Most of us try to be careful about paying dues on time, but
the strike rate is rarely 100%. Some late payments have a temporary effect,
maybe a one-time fine. But there are others that have short-term as well as
long-term repercussions. For example, on a home loan, if you are late in paying
the installment, you have to pay a penalty and it affects your credit score in
the long run.
Here are a few ways you can ensure that your score remains on
the higher side of the scale.
Pay on time
If you are a salaried employee who gets her pay once in about
30 days, then it is easier to schedule loan payments such as for a Housing Loan and an auto loan.
But what about those who are away for long periods, say, on a merchant ship? Or
those who have seasonal employment?
Know the details
Reading the details will mean you know about grace periods,
penalty rates, interest rate calculation and more. Most of this is available in
the loan documents and the lender’s website. You can also call the customer
service center for help.
Use credit cards wisely
This is probably one of the most common loans that people
take. But it is also the least understood.

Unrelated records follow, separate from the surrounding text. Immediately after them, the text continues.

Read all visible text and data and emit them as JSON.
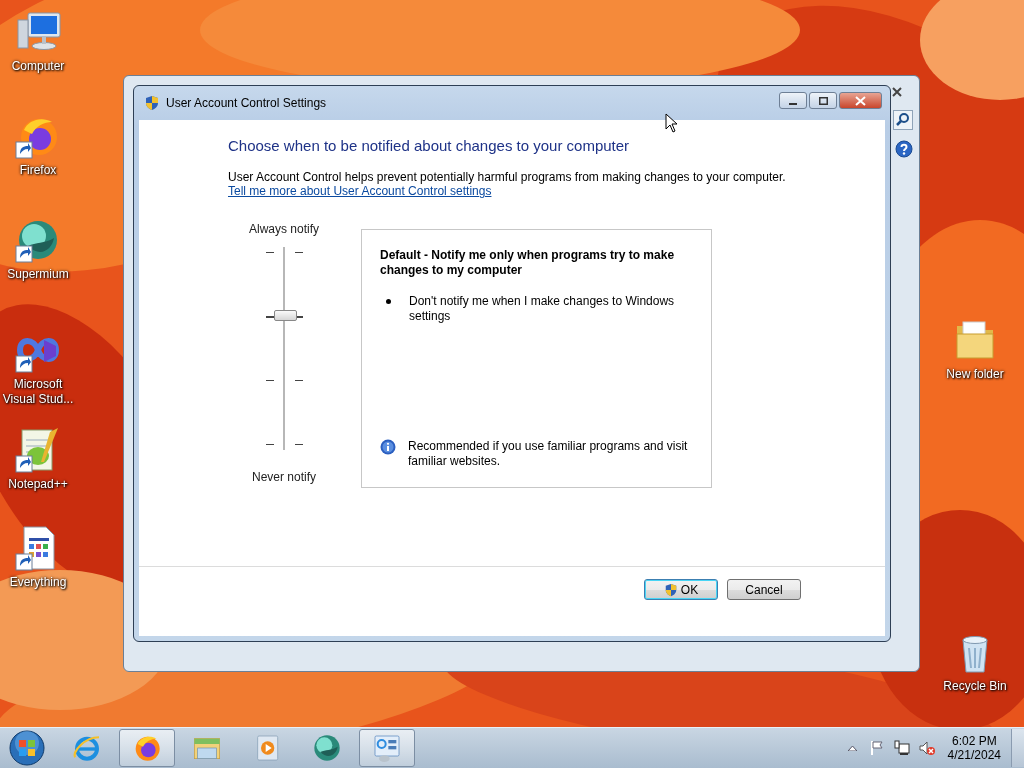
{
  "desktop": {
    "icons": [
      {
        "label": "Computer",
        "kind": "computer",
        "shortcut": false
      },
      {
        "label": "Firefox",
        "kind": "firefox",
        "shortcut": true
      },
      {
        "label": "Supermium",
        "kind": "supermium",
        "shortcut": true
      },
      {
        "label": "Microsoft Visual Stud...",
        "kind": "visualstudio",
        "shortcut": true
      },
      {
        "label": "Notepad++",
        "kind": "notepad",
        "shortcut": true
      },
      {
        "label": "Everything",
        "kind": "everything",
        "shortcut": true
      },
      {
        "label": "New folder",
        "kind": "folder",
        "shortcut": false
      },
      {
        "label": "Recycle Bin",
        "kind": "recycle",
        "shortcut": false
      }
    ]
  },
  "dialog": {
    "title": "User Account Control Settings",
    "heading": "Choose when to be notified about changes to your computer",
    "description": "User Account Control helps prevent potentially harmful programs from making changes to your computer.",
    "link": "Tell me more about User Account Control settings",
    "slider": {
      "top_label": "Always notify",
      "bottom_label": "Never notify",
      "level": 0.67
    },
    "info": {
      "title": "Default - Notify me only when programs try to make changes to my computer",
      "bullets": [
        "Don't notify me when I make changes to Windows settings"
      ],
      "note": "Recommended if you use familiar programs and visit familiar websites."
    },
    "buttons": [
      {
        "label": "OK",
        "shield": true,
        "default": true
      },
      {
        "label": "Cancel",
        "shield": false,
        "default": false
      }
    ]
  },
  "taskbar": {
    "items": [
      {
        "kind": "ie",
        "open": false
      },
      {
        "kind": "firefox",
        "open": true
      },
      {
        "kind": "explorer",
        "open": false
      },
      {
        "kind": "media",
        "open": false
      },
      {
        "kind": "supermium",
        "open": false
      },
      {
        "kind": "controlpanel",
        "open": true
      }
    ],
    "clock": {
      "time": "6:02 PM",
      "date": "4/21/2024"
    }
  }
}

Many individuals, who have had bad experiences with this
product, shun it absolutely. If you had issues with paying your credit card
dues in the past, and are wary of using it again, it won’t help your credit
score.
Your basket of loans
Your credit profile also depends on the types of loans, i.e.,
your mix of secured and unsecured loans. Secured loans are those that have
collateral attached, such as a home or a car loan. If you default, the lender
can take away the ‘asset’. Unsecured loans, such as credit card or personal
loan, are riskier for the lender because they don’t have attached collateral.